We stayed two nights at the Stay Nikko Guesthouse, a small establishment owned by a lovely couple who look like they’re in their early 40s. I reckon most visitors to Central Nikko during winter won’t stay overnight unless they are visiting the other places of interest further along the area, e.g. the lake, mountains or onsens. The issue though is the travelling time: it’s easily two hours or more from Tokyo, and the journey to and back from Nikko would take almost half a day already. Visitors would have to make a hard decision whether to spend a night here since, well, you’ve already travelled this distance!
Our comments after two nights!
We’d reserved a Deluxe Garden View Villa, but what we actually got looked more like a loft unit that comfortably held the four of us. Space-wise, it could probably fit two more guests. The unit is about 4 minutes’ walk from the main road, and sits along side roads that are otherwise residential. The area is extremely quiet both during the day and at night. If you’re bringing along heavy luggage, keep in mind that the walk from either of the train stations poses some mild challenges, mostly because of the rough road surface that you’d be pulling your luggage cases on. So either forward the heaviest cases you might have to the guesthouse, or be mentally prepared for some physical effort.
The compound comprises several separate units of different sizes that are rented out to guests, and our hosts themselves stay in the compound too. They also alert guests if they’re out of the house and ask visitors to contact them through messaging or email as needed. Yes, they are pretty responsive on email.
There is no laundry facility for use inside our unit, but the property does have washer and dryer facilities somewhere. It costs 800 yen for a basket of clothes, including drying. If your laundry is done at odd hours, the host will make arrangements by bringing your laundry out to a laundromat, and they will only charge you what’s on the laundromat’s invoice. They can also make arrangements for luggage forwarding.
Housekeeping is contracted out to someone else, but our hosts personally welcomed us and gave a detailed introduction and explanation of the unit’s facilities and how to operate various devices, e.g. heaters in the shower stall, the air-conditioning cum heater unit, and also the kerosene heater in the room. The kerosene heater works well, but still took a fair bit of time to heat our entire loft unit — about 30 minutes.
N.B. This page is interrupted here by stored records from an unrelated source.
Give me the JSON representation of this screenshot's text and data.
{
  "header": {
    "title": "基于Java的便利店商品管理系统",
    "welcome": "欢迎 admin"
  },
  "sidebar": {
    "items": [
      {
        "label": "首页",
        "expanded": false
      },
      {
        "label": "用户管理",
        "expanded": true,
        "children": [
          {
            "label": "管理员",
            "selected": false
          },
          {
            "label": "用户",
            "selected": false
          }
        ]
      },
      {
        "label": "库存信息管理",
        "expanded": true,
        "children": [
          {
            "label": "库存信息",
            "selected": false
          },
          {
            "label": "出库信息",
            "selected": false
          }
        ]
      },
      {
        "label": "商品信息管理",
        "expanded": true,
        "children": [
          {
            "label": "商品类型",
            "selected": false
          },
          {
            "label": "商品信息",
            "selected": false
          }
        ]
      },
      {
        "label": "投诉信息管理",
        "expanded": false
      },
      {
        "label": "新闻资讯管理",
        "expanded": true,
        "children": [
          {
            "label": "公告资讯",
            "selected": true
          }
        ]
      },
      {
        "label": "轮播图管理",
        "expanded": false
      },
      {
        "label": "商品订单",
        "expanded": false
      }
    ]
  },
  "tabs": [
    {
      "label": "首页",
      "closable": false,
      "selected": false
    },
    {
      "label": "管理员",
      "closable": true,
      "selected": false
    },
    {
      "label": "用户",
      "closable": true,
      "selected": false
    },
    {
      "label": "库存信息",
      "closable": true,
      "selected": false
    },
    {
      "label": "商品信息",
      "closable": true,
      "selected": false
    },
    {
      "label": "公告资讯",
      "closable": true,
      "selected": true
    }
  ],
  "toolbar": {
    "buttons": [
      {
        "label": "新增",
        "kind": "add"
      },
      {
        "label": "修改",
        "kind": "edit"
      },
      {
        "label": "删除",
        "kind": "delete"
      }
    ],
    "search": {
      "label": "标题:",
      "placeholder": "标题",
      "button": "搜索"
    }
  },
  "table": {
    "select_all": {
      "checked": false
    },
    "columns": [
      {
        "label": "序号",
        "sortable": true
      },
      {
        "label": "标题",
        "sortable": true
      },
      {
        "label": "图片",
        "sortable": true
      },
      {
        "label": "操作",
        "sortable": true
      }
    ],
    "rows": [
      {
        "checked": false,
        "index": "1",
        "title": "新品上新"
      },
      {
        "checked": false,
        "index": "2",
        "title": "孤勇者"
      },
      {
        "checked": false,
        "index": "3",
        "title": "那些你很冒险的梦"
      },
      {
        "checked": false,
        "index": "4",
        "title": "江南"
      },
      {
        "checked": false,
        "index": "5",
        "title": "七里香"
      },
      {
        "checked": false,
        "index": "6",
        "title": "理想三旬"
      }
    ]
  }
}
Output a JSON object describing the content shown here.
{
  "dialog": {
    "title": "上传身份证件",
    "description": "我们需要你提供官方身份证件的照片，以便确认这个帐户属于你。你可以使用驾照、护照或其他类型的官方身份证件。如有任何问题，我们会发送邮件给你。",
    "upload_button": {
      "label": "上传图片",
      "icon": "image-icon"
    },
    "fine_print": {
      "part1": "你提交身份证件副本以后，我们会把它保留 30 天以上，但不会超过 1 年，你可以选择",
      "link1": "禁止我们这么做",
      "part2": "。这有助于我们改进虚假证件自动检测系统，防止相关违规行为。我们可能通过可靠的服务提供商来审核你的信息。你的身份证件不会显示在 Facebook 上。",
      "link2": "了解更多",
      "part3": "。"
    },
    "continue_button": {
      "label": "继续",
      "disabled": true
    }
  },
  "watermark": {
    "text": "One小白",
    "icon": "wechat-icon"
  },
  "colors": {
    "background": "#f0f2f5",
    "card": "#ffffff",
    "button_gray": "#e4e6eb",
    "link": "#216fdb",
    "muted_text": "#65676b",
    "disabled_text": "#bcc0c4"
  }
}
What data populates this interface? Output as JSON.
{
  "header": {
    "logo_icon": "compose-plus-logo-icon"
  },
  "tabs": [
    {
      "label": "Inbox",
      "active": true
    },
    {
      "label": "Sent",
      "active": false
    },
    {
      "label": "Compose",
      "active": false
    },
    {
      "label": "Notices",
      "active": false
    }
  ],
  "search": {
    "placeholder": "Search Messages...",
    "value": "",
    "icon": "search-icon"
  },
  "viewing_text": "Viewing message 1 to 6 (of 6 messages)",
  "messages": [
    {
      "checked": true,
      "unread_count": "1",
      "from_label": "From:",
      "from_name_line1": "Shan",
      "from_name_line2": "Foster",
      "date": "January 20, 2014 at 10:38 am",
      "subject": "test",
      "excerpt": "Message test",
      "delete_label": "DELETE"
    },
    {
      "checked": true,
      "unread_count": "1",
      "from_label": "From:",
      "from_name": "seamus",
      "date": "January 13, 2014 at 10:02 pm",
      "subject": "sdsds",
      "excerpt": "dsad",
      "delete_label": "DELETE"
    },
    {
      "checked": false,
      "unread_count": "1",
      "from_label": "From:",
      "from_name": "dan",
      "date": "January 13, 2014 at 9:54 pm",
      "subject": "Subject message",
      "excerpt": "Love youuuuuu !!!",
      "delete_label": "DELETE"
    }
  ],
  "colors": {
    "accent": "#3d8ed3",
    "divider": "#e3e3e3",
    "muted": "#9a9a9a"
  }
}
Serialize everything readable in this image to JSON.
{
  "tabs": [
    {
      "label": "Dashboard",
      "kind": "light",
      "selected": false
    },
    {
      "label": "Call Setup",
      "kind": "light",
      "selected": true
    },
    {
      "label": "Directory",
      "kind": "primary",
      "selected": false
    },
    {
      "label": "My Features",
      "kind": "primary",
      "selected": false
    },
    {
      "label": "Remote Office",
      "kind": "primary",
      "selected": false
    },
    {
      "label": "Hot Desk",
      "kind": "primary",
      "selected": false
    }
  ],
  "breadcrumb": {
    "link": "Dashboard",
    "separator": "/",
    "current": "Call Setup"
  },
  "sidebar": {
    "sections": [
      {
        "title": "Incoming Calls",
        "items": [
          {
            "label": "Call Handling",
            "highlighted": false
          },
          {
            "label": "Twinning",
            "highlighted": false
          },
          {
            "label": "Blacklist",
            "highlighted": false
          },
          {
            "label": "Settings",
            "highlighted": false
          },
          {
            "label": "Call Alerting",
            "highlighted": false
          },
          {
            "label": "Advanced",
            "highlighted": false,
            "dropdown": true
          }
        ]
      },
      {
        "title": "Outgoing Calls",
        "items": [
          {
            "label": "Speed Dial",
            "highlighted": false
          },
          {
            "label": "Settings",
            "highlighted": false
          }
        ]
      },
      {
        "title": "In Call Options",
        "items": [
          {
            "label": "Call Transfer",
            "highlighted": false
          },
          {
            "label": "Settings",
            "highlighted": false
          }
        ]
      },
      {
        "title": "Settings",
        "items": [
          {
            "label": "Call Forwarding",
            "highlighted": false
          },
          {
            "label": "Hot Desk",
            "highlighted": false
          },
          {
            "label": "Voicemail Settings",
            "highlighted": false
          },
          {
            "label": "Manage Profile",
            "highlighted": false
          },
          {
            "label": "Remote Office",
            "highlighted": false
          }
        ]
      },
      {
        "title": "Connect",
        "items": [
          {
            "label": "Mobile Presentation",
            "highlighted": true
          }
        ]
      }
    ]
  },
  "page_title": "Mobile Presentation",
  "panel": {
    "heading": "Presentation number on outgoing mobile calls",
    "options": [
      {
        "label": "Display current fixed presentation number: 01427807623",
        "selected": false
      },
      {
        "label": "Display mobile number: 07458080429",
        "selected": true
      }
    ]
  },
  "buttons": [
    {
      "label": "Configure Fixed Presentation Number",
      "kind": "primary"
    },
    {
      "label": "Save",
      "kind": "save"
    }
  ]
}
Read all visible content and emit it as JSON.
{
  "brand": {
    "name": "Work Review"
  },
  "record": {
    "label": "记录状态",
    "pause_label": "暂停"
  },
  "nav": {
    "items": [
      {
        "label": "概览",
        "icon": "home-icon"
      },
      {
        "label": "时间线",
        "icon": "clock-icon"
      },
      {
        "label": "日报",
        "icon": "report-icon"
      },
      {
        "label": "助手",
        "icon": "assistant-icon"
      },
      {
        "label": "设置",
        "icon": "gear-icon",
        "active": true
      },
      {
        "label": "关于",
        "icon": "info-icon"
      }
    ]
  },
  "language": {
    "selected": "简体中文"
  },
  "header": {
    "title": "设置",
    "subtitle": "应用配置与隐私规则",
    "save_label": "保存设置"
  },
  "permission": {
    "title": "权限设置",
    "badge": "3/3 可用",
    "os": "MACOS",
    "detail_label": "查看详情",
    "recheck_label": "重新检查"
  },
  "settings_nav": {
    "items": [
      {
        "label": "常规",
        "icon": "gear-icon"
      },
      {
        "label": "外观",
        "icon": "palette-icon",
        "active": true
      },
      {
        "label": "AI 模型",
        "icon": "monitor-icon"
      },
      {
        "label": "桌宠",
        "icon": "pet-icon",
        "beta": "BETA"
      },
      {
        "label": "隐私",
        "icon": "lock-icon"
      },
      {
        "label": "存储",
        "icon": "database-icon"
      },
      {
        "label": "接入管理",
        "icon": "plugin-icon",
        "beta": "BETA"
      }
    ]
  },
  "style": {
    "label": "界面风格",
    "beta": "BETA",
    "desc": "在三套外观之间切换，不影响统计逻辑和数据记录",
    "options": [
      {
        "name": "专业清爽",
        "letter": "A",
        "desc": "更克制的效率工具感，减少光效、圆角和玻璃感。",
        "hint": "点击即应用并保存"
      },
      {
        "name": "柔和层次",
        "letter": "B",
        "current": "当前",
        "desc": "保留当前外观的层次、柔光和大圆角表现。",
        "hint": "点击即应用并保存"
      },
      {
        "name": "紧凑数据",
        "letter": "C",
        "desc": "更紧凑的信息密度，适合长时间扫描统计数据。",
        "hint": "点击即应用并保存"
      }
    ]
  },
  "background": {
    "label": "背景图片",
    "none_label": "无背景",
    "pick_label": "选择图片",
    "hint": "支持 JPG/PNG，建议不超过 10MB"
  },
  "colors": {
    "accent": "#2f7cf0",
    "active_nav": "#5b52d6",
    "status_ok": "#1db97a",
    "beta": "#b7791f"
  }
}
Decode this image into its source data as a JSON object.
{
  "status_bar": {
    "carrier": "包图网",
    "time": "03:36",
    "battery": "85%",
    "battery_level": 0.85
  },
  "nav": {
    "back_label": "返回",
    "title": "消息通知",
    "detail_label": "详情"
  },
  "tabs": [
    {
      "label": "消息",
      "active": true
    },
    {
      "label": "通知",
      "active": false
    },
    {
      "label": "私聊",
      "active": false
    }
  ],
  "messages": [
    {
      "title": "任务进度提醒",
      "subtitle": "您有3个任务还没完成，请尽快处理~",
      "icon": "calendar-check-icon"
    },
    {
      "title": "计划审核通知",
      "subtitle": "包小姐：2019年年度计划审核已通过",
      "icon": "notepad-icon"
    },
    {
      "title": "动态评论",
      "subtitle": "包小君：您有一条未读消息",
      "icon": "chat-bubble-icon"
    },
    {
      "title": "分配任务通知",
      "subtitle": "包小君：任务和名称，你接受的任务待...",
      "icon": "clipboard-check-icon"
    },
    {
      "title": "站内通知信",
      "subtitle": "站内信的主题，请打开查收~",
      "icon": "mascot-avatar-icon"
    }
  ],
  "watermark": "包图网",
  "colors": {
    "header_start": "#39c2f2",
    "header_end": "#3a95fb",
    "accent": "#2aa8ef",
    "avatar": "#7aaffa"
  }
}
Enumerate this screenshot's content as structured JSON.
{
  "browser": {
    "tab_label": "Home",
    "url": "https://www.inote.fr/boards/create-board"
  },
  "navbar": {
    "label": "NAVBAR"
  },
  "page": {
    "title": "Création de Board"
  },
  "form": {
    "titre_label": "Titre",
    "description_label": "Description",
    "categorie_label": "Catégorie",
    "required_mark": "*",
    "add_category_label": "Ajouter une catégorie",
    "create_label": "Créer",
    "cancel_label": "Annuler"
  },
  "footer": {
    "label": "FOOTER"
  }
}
The unit has a decent kitchen, including a mid-sized fridge, microwave oven, toaster oven, water kettle, a large sink, cookware and utensils. There is no stove though. So if you’re thinking of cooking up a storm, this isn’t the place for you.
Internet speeds were decent, and we had no difficulties connecting multiple devices. The in-unit TV is a little on the small side — about 35–36″ is my guess — and offers local channels only.
The loft level is accessed by a semi-steep flight of stairs. But there is a side railing and it is less steep than some of the temple stairs we’d gone up and down: those things are practically ladders! The flooring of the loft level is made of wood, so if you have kids who like to stomp around up there, it would create a huge din for those directly beneath the loft.












In all, we loved our stay at this guesthouse, with the high points being the warmth shown by our hosts, the unit’s amenities, and the peace and quiet we soaked in after seven nights of a very hectic Tokyo. The small downsides of the place would be the distances you’d need to walk. It’s manageable, but if you must stay nearer to the main road, then other properties directly along it might be better. Beyond that, Stay Nikko Guesthouse gets our highest recommendation: do consider it if you’re travelling with kids!